What is YA?

I was looking at my bookshelves the other day, and I’ve got quite a few YA books which got me thinking – what is YA?  There are many poorly defined categories but nothing hold a candle to how poorly clarified as “young adult” or teen fiction.  What the heck is teen fiction?  How is that defined? What makes a YA book different than any other book?  And, really, defining a young adult novel is very subjective – what one person calls teen another might not.  There are no clear rules, no cut and dry answers in defining what a book is, but there are some general elements most people will agree are needed to classify a YA novel.

First, it’s a category NOT a genre.  YA is a classification and there are many genres that exist within the broad boundaries: YA science fiction, YA romance, YA dystopia (really a sub-genre but whose getting that specific?), YA realism.  The list goes on.

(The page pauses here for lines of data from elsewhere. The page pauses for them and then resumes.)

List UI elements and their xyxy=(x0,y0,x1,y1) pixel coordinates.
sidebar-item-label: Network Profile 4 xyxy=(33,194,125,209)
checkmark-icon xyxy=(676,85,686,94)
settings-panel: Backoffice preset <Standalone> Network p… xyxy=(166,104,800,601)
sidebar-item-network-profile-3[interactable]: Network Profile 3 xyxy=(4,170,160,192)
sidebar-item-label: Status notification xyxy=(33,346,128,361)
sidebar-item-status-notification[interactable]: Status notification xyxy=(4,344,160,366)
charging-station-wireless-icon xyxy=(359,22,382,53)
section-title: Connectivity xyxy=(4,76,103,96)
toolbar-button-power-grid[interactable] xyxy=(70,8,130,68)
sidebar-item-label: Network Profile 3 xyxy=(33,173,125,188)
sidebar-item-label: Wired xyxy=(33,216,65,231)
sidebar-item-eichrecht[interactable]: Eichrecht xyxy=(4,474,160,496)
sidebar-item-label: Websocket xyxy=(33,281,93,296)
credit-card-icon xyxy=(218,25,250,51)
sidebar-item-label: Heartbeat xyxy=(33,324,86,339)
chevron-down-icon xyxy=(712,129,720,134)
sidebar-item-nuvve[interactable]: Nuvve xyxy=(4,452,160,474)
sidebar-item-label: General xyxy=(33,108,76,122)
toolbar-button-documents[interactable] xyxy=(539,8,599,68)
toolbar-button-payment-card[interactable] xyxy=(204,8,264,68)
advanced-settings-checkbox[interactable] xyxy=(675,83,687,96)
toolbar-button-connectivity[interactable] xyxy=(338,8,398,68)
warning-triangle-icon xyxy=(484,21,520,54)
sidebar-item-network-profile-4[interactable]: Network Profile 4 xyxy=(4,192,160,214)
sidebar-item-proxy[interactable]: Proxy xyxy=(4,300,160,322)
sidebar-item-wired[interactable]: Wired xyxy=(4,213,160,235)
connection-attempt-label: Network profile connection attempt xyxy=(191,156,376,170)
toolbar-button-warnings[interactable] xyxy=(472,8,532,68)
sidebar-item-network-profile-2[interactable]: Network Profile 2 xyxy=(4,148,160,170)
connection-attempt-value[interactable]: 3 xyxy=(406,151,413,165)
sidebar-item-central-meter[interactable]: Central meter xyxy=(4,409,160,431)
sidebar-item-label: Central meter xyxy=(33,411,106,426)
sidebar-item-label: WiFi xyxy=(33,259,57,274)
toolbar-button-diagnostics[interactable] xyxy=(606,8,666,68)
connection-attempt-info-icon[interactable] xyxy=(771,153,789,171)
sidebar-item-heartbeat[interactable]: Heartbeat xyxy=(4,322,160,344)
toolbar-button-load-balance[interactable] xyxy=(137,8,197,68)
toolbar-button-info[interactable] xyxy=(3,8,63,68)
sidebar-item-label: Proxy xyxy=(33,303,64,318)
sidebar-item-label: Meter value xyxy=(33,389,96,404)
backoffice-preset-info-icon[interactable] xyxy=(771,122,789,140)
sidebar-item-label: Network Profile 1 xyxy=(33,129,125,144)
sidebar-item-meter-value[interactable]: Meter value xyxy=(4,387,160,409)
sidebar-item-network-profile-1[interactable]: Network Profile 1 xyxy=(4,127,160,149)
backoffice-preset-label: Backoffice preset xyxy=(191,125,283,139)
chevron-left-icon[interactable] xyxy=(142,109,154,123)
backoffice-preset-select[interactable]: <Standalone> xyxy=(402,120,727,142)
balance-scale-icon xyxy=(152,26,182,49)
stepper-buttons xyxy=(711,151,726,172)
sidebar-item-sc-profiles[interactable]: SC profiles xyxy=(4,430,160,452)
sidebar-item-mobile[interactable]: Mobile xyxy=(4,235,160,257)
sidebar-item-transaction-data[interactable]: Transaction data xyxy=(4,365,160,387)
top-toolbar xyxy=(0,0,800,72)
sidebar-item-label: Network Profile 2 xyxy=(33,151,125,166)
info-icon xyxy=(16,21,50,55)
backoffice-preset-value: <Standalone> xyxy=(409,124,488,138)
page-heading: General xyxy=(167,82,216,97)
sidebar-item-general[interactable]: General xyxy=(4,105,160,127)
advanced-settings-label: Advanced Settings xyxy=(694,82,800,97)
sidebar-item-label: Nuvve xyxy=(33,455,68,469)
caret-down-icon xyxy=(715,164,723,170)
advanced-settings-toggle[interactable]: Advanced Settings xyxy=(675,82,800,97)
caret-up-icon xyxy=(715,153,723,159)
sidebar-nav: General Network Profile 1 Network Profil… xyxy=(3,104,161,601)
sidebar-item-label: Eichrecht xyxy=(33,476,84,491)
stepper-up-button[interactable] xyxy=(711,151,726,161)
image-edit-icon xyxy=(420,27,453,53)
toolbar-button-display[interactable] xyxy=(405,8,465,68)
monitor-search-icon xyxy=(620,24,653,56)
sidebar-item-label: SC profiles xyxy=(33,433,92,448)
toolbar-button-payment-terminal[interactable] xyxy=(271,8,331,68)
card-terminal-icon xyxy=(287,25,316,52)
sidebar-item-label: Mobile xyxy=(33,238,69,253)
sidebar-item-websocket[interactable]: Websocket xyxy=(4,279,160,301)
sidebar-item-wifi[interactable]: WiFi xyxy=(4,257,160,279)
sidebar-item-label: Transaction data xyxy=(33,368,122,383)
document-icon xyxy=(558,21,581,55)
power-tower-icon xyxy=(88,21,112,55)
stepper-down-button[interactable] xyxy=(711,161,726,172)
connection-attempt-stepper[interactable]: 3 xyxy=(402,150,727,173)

Second, when looking to identify a YA novel consider the audience.  I’ve referred to this category as YA/young adult/teen fiction for a reason – the main audience is teen, 12-18, that does not mean you can’t read a YA book if you’re 28.  According to this study approximately 55% of YA readers are not in that target audience, not reading a book just because of where it’s shelved is one of the stupider reasons I’ve heard in a while.  Basically, the YA audience is 12-18 but anyone who wants to read a YA book should.  Really that’s about it – the one generally accepted qualifier for this category.

There’s a much longer list of what YA is not.  YA is not giggly romance.  YA is not (just) John Green (much as I love him there is a much wider variety).  YA is not just for girls.  YA is not crummy writing (although the category has its fair share).  YA is not just Twilight and the Hunger Games.

I know that’s an incredibly broad definition for a category but I did say in the beginning that YA is very subjective.  Some people will argue that A Tree Grows in Brooklyn is a YA book because it tells a classic coming of age story for a young adult, while others will argue that while Francie (the protagonist) falls in the “teen” age group the book is geared towards adults and therefore not a YA book.  I wish I could draw a line in the dirt clearly defining what is and what isn’t YA but I don’t think that can be done for this category.